Andrew' November 3, 2011 at 7:15 am

Those measures are probably inappropriate insomuch as they count the prosperity and relatively high cost of our labor and services against us. It may be somewhere in between.

wintercow20 November 2, 2011 at 12:57 pm

Will someone please arrange a discussion between Sachs and McCloskey?

Pshrnk November 2, 2011 at 1:33 pm

Has congressman Ryan read the book? His WSJ “critique” contains enough red herrings and straw men to feed the entire Wizard of OZ cast.

mark November 2, 2011 at 2:04 pm

Note to self: begin working on Pomposity Index. Begin data collection with works by Jeffrey Sachs.

k November 2, 2011 at 2:37 pm

TV ah yes, that destroyer of civilization

Liberal Roman November 2, 2011 at 4:04 pm

Possibly the worst economist on Earth.

It’s amazing that this is the same guy who recommended “Shock Therapy” of massive privatization for the post-Soviet republics.

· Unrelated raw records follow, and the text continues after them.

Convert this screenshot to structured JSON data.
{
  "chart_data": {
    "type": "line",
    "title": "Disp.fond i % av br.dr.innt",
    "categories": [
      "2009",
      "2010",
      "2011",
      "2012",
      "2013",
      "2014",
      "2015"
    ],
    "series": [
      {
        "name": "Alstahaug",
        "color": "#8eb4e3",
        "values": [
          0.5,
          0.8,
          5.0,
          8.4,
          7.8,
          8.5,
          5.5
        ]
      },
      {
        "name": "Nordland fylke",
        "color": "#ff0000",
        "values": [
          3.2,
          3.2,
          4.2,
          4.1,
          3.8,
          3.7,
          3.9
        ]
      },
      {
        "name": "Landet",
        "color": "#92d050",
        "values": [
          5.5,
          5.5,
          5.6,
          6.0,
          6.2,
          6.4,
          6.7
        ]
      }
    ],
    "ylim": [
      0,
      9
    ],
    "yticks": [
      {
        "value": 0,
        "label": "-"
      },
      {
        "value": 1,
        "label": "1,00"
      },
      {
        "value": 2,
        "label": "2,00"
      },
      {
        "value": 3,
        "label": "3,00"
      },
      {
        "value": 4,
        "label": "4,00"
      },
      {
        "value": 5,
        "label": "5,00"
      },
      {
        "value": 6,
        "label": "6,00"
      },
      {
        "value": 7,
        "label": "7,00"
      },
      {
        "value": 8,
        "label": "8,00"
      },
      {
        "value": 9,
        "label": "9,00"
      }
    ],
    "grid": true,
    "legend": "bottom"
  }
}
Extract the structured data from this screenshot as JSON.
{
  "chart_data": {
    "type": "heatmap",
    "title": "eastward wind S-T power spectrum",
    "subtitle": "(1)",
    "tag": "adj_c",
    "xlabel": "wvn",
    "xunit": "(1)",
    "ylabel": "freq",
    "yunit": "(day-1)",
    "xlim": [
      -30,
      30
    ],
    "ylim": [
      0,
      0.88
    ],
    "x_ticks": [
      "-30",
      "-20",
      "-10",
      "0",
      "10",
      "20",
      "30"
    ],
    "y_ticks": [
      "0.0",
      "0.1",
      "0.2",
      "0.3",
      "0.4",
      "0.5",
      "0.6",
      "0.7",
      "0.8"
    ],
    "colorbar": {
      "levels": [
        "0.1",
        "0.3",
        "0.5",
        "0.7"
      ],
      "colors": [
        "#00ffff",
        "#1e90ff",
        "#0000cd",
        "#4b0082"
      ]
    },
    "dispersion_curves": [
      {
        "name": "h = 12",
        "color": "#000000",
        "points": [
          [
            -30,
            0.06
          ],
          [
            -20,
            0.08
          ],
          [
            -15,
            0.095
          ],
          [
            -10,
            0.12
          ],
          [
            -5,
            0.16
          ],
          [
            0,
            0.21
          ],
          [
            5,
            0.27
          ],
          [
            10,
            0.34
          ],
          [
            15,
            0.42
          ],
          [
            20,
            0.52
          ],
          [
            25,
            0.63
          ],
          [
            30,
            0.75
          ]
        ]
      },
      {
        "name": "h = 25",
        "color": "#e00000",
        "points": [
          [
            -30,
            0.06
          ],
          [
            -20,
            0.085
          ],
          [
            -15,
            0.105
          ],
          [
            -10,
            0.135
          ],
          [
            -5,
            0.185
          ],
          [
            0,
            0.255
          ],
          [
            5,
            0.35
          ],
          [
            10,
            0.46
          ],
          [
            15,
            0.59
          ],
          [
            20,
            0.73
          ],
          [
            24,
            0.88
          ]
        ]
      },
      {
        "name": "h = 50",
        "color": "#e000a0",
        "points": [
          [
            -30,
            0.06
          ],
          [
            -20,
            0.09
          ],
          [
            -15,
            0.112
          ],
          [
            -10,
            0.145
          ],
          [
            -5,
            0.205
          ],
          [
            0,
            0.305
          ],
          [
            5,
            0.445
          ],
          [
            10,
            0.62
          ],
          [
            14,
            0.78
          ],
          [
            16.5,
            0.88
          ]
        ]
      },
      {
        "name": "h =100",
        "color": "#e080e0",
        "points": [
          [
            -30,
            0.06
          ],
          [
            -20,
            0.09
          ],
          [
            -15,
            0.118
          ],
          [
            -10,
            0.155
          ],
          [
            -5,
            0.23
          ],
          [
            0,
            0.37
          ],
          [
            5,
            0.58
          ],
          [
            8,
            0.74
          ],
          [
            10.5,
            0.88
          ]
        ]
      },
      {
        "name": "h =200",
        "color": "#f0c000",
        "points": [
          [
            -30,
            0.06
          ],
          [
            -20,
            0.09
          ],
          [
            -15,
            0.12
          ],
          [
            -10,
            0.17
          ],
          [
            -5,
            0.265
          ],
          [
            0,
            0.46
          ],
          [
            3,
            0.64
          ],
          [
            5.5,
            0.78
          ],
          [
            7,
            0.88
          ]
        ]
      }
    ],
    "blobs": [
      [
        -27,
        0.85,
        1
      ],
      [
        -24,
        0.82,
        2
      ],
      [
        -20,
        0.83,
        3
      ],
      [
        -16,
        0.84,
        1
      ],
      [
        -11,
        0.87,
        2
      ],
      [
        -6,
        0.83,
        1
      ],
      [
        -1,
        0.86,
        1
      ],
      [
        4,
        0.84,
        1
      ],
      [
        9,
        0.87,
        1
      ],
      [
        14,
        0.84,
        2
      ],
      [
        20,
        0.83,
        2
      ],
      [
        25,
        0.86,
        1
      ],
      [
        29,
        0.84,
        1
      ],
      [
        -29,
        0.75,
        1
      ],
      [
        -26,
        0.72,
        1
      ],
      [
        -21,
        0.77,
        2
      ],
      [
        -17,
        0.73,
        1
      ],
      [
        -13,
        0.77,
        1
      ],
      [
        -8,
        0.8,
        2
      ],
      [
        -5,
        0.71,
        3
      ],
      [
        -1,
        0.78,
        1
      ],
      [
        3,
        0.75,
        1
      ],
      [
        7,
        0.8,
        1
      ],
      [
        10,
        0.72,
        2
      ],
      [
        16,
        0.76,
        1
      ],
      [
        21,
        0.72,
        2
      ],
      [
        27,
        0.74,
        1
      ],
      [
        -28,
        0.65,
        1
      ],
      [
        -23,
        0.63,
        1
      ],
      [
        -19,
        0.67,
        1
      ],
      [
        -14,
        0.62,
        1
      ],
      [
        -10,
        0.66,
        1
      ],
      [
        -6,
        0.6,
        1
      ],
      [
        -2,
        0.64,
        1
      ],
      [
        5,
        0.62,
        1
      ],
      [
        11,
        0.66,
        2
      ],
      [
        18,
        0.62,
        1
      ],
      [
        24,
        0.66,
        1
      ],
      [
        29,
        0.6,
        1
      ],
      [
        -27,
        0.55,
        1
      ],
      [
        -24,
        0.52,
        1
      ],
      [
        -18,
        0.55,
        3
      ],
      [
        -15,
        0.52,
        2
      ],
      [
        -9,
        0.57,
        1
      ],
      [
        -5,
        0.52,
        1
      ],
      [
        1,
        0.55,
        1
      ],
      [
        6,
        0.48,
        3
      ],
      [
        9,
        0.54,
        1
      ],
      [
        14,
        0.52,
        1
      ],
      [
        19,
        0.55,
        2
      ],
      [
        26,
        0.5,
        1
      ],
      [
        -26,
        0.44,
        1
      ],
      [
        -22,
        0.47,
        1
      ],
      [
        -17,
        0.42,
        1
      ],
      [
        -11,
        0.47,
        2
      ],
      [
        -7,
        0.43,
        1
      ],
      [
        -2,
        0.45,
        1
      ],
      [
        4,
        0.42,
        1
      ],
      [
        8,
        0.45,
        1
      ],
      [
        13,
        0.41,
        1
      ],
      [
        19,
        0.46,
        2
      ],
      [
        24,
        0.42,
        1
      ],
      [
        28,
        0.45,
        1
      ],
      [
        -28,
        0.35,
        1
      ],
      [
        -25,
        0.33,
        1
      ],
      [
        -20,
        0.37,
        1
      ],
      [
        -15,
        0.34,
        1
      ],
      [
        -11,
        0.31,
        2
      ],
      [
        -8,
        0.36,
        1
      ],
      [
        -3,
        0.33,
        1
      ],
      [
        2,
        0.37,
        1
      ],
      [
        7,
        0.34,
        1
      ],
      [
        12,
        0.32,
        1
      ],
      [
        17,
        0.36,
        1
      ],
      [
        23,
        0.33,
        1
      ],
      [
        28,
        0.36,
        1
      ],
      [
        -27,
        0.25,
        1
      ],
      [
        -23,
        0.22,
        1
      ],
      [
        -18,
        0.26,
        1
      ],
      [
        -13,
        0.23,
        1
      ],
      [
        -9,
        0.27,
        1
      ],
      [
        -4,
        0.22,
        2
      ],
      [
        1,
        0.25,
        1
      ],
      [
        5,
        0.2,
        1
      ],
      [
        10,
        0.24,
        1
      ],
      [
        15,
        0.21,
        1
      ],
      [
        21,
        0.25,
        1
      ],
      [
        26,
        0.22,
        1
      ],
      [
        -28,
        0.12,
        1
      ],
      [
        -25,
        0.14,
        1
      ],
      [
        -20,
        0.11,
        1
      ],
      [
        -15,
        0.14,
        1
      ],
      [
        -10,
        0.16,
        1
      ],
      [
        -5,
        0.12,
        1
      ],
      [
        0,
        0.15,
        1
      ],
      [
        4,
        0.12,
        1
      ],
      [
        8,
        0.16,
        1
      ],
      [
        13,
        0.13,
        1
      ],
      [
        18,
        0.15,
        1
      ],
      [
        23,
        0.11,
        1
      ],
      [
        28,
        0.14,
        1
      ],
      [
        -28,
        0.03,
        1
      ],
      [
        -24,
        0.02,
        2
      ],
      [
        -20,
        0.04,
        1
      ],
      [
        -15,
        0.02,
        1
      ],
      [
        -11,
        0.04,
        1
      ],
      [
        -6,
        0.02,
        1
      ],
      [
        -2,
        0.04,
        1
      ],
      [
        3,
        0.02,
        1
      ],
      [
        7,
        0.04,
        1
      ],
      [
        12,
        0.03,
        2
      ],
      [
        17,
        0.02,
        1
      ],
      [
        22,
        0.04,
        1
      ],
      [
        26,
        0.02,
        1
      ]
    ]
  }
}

Something must have happened to both him and Krugman in the late 90s, early 2000s. If you read Krugman from early 90s, you would never guess that he is hard left-winger like he is now.

D November 2, 2011 at 10:09 pm

Watch him on Fareed Zacharia’a weekly show w/ Neil Ferguson from last weekend. Sachs was the most self-righteous jerk imaginable, and Ferguson without a doubt got the better of him. Sachs acts as though he’s never had a calm, intellectual debate in his life.

About a year ago he was on the show w/ Bjorn Lombog and was also a nasty dummy.

TGGP November 2, 2011 at 11:39 pm

I wish the anti-Sachs contingent was being represented by people other than Ryan & Ferguson. Like, actual economists.

Andrew' November 3, 2011 at 7:13 am

Sure. But while I don’t read any of his academic work, I’ve never heard Sachs say anything that reminds me of economics.

Andrew' November 3, 2011 at 7:17 am

Sooo….did his model actual correlate well with a prediction? And what is the explanatory mechanism.